The Speke Resort and Conference Centre is a hotel-resort-conference-centre in Kampala, the capital and largest city of Uganda, the third-largest economy in the East African Community. It is one of the five 4-star hotels in Kampala, as rated by the Uganda Tourism Board in June 2015.

==Location==
The hotel is in the neighbourhood of Munyonyo, in Makindye Division, in the southeastern part of Kampala, Uganda's capital and largest city, along the northern shores of Lake Victoria. The resort lies adjacent to the Munyonyo Commonwealth Resort. This location is approximately 13 km, by road, southeast of Kampala's central business district. The coordinates of the hotel are 0°14'15.0"N, 32°37'30.0"E (Latitude:0.2375; Longitude:32.6250).

==Overview==
The resort was commissioned in 2007 in time to host the Commonwealth Heads of Government Meeting 2007. In 2012, the resort was valued at about US$150 million.

==Amenities==
Amenities on-site include an Olympic-size infinity swimming pool, a choice of luxury apartments, cottages, at least five restaurants, bars, an equestrian center, and a gymnasium.

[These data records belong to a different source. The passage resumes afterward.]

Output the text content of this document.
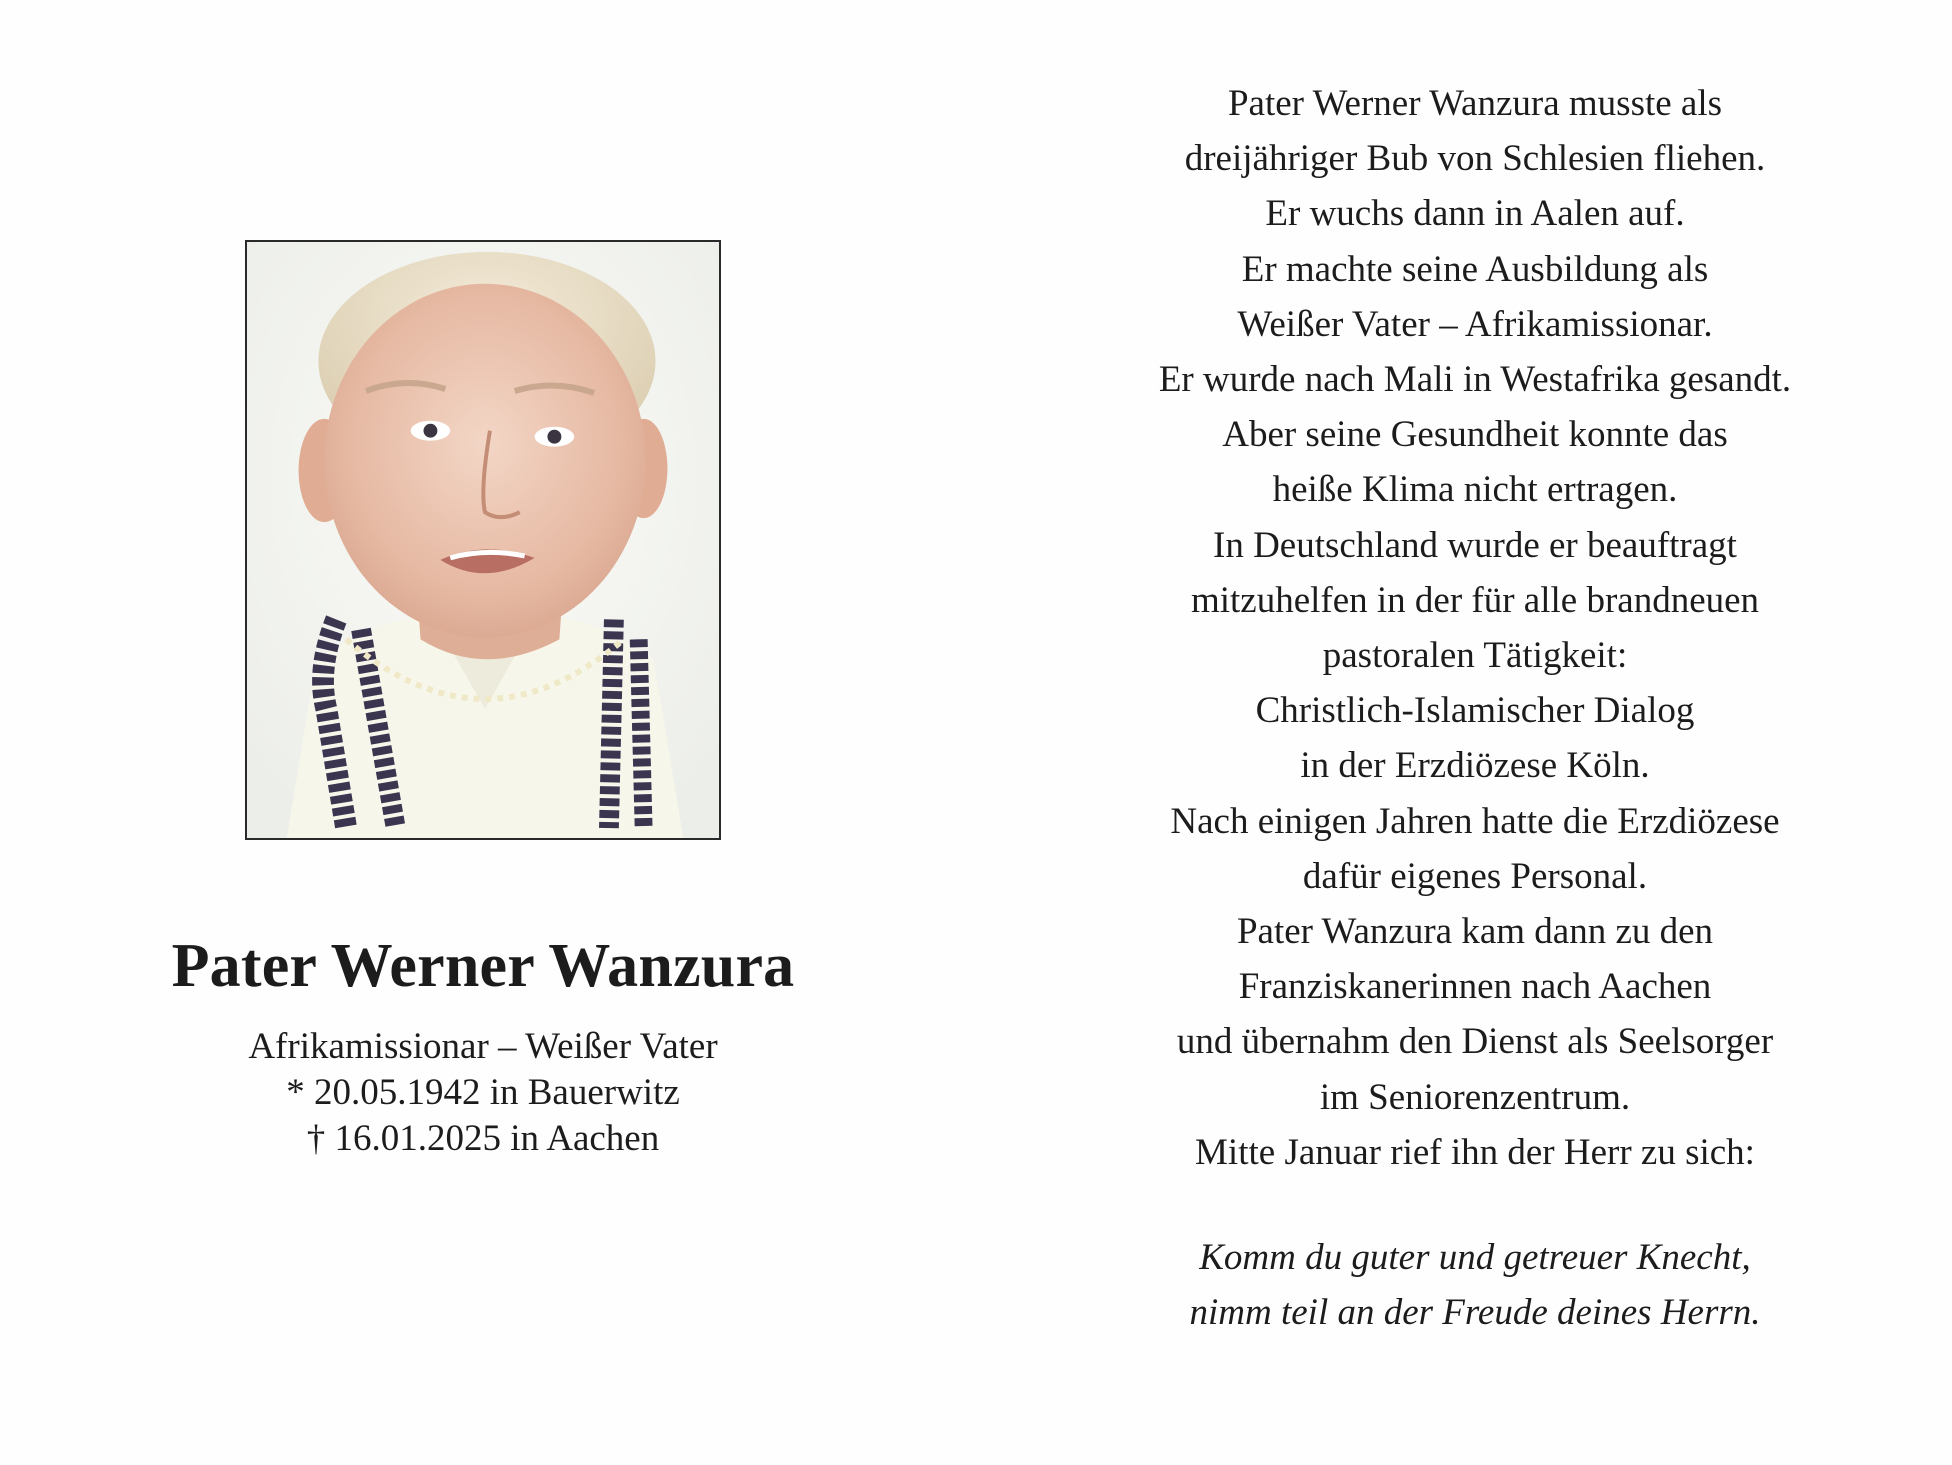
Pater Werner Wanzura
Afrikamissionar – Weißer Vater
* 20.05.1942 in Bauerwitz
† 16.01.2025 in Aachen
Pater Werner Wanzura musste als
dreijähriger Bub von Schlesien fliehen.
Er wuchs dann in Aalen auf.
Er machte seine Ausbildung als
Weißer Vater – Afrikamissionar.
Er wurde nach Mali in Westafrika gesandt.
Aber seine Gesundheit konnte das
heiße Klima nicht ertragen.
In Deutschland wurde er beauftragt
mitzuhelfen in der für alle brandneuen
pastoralen Tätigkeit:
Christlich-Islamischer Dialog
in der Erzdiözese Köln.
Nach einigen Jahren hatte die Erzdiözese
dafür eigenes Personal.
Pater Wanzura kam dann zu den
Franziskanerinnen nach Aachen
und übernahm den Dienst als Seelsorger
im Seniorenzentrum.
Mitte Januar rief ihn der Herr zu sich:
Komm du guter und getreuer Knecht,
nimm teil an der Freude deines Herrn.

Accommodation consists of 335 rooms, including 55 executive suites and 59 presidential suites. Conference facilities can accommodate up to 500 guests. The marina has chauffeured and self-drive watercraft available for hire. Private yachts and boats are also accommodated. Helicopter rides for hire are also on offer. In February 2018, the hotel added 45 new suites to bring the total number of suites at the resort to 104.

==Ownership==
The hotel is a member of the Ruparelia Group.